I've Fallen ...
And I Can't Get Out Of My Rut!!

If you've ever fallen into a rut of overeating and slacking off and your workouts, help is here.

Ruts can be a comfortable, cozy and self-indulgent phase of life, but no matter how comfortable you have become, ruts often lead to depressing conditions that eventually will take you down a path of self-destruction.  

So here we embark on a plan to lift us out of the depths of complacency back to a routine of becoming active, disciplined and at peace with ourselves. Pull yourself out of a rut with these 7 easy steps.

1.  Be Thankful. If you're stuck in a rut, then you are faced with a great opportunity to change old habits and work toward your goals.  Be thankful for this opportunity of new beginnings. 

2. Believe That Change Is Possible.  Stop thinking that you're destined to be overweight and out of shape.  You are not!!  Your destiny is to be fit.  There are many things in life that we don't have control over, but fitness and weight loss is something within your control.  Maintain a consistent "I can do it" attitude and chances are that you will do it.  

3. Visualize Your Dreams.  Visualize what it will be like to be in control of your body, to be fit and strong.  Visualize yourself exercising, eating right and making it to your goals. Then realize that the feelings of accomplishment and pride that you gain from meeting your goals will give you greater joy than any food binge or exercise sabbatical can offer.  

4. Know What Your Difficulties Are. Examine your relationship with food and accept your weaknesses.  Do you eat when you are lonely or bored?  Becoming aware of food issues will help you to work through them better. Examine the reasons why you are in an exercise rut.  Is it hard for you to find the time to exercise?  Maybe you are not planning your workout schedule.  If you fail to plan, you plan to fail.  Commit to sitting down with a calendar and scheduling your workouts for the next week, including time, location and activity.  Schedule out your meal plan as well. Treat your workout time as as important appointments that can't be missed. 

5. Move On. Forgive yourself for emotional over eating and for missing your workouts.  Become a problem solver.  Don't let a temporary set back get in the way of your long term goals.  You are human and should not punish yourself for your current physical condition.  Understand that many factors have brought you to your current state of being.  Move on.  Move past the self-judgment and look ahead to a more active future.   

6. Set Goals And Dangle A Few Carrots.  Set some specific performance goals.  For example, "I will exercise 3 days a week for the next 3 weeks, then 4 days a week for the following 3 weeks."  Also set some accomplishment goals such as, " I will lose one dress size in the next 5 weeks."  Make sure that your goals are within reach and gradually up the ante so you stay challenged.  At the end of each week or month, celebrate your success with a new outfit, a manicure or an extra hour of sleep. Track your progress so you can see how much you are accomplishing.

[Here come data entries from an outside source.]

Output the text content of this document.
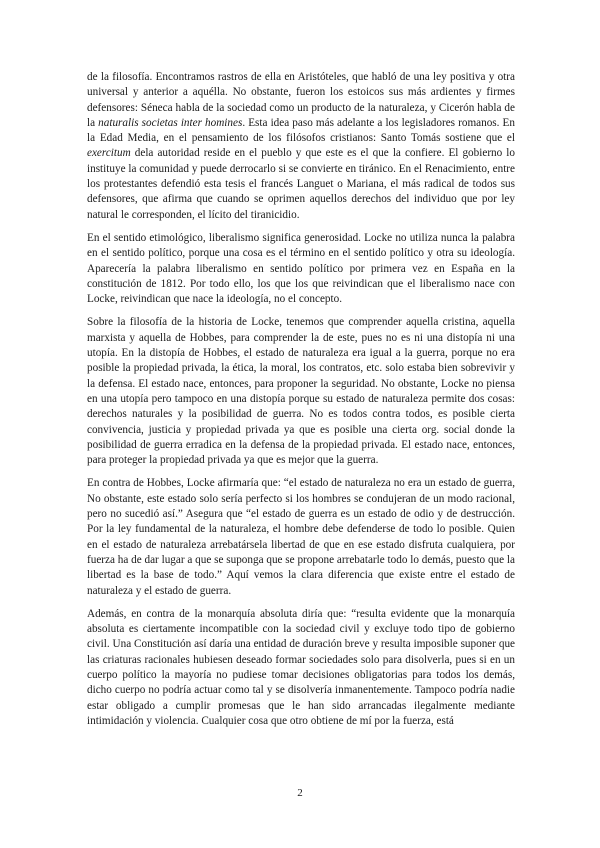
de la filosofía. Encontramos rastros de ella en Aristóteles, que habló de una ley positiva y otra universal y anterior a aquélla. No obstante, fueron los estoicos sus más ardientes y firmes defensores: Séneca habla de la sociedad como un producto de la naturaleza, y Cicerón habla de la naturalis societas inter homines. Esta idea paso más adelante a los legisladores romanos. En la Edad Media, en el pensamiento de los filósofos cristianos: Santo Tomás sostiene que el exercitum dela autoridad reside en el pueblo y que este es el que la confiere. El gobierno lo instituye la comunidad y puede derrocarlo si se convierte en tiránico. En el Renacimiento, entre los protestantes defendió esta tesis el francés Languet o Mariana, el más radical de todos sus defensores, que afirma que cuando se oprimen aquellos derechos del individuo que por ley natural le corresponden, el lícito del tiranicidio.

En el sentido etimológico, liberalismo significa generosidad. Locke no utiliza nunca la palabra en el sentido político, porque una cosa es el término en el sentido político y otra su ideología. Aparecería la palabra liberalismo en sentido político por primera vez en España en la constitución de 1812. Por todo ello, los que los que reivindican que el liberalismo nace con Locke, reivindican que nace la ideología, no el concepto.

Sobre la filosofía de la historia de Locke, tenemos que comprender aquella cristina, aquella marxista y aquella de Hobbes, para comprender la de este, pues no es ni una distopía ni una utopía. En la distopía de Hobbes, el estado de naturaleza era igual a la guerra, porque no era posible la propiedad privada, la ética, la moral, los contratos, etc. solo estaba bien sobrevivir y la defensa. El estado nace, entonces, para proponer la seguridad. No obstante, Locke no piensa en una utopía pero tampoco en una distopía porque su estado de naturaleza permite dos cosas: derechos naturales y la posibilidad de guerra. No es todos contra todos, es posible cierta convivencia, justicia y propiedad privada ya que es posible una cierta org. social donde la posibilidad de guerra erradica en la defensa de la propiedad privada. El estado nace, entonces, para proteger la propiedad privada ya que es mejor que la guerra.

En contra de Hobbes, Locke afirmaría que: “el estado de naturaleza no era un estado de guerra, No obstante, este estado solo sería perfecto si los hombres se condujeran de un modo racional, pero no sucedió así.” Asegura que “el estado de guerra es un estado de odio y de destrucción. Por la ley fundamental de la naturaleza, el hombre debe defenderse de todo lo posible. Quien en el estado de naturaleza arrebatársela libertad de que en ese estado disfruta cualquiera, por fuerza ha de dar lugar a que se suponga que se propone arrebatarle todo lo demás, puesto que la libertad es la base de todo.” Aquí vemos la clara diferencia que existe entre el estado de naturaleza y el estado de guerra.

Además, en contra de la monarquía absoluta diría que: “resulta evidente que la monarquía absoluta es ciertamente incompatible con la sociedad civil y excluye todo tipo de gobierno civil. Una Constitución así daría una entidad de duración breve y resulta imposible suponer que las criaturas racionales hubiesen deseado formar sociedades solo para disolverla, pues si en un cuerpo político la mayoría no pudiese tomar decisiones obligatorias para todos los demás, dicho cuerpo no podría actuar como tal y se disolvería inmanentemente. Tampoco podría nadie estar obligado a cumplir promesas que le han sido arrancadas ilegalmente mediante intimidación y violencia. Cualquier cosa que otro obtiene de mí por la fuerza, está

2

7. Have Fun.  You have to like it if you're going to make it work.  Find a workout program that works for you and keeps you interested.  A program that changes often is best at keeping mental interest high and also yields the best results. Make sure that your workout is always challenging  to prevent boredom.  Find a diet plan that is flexible and that allows you to enjoy food without overindulging.  Stay away from diets that restrict certain food groups.  They will only leave you feeling deprived.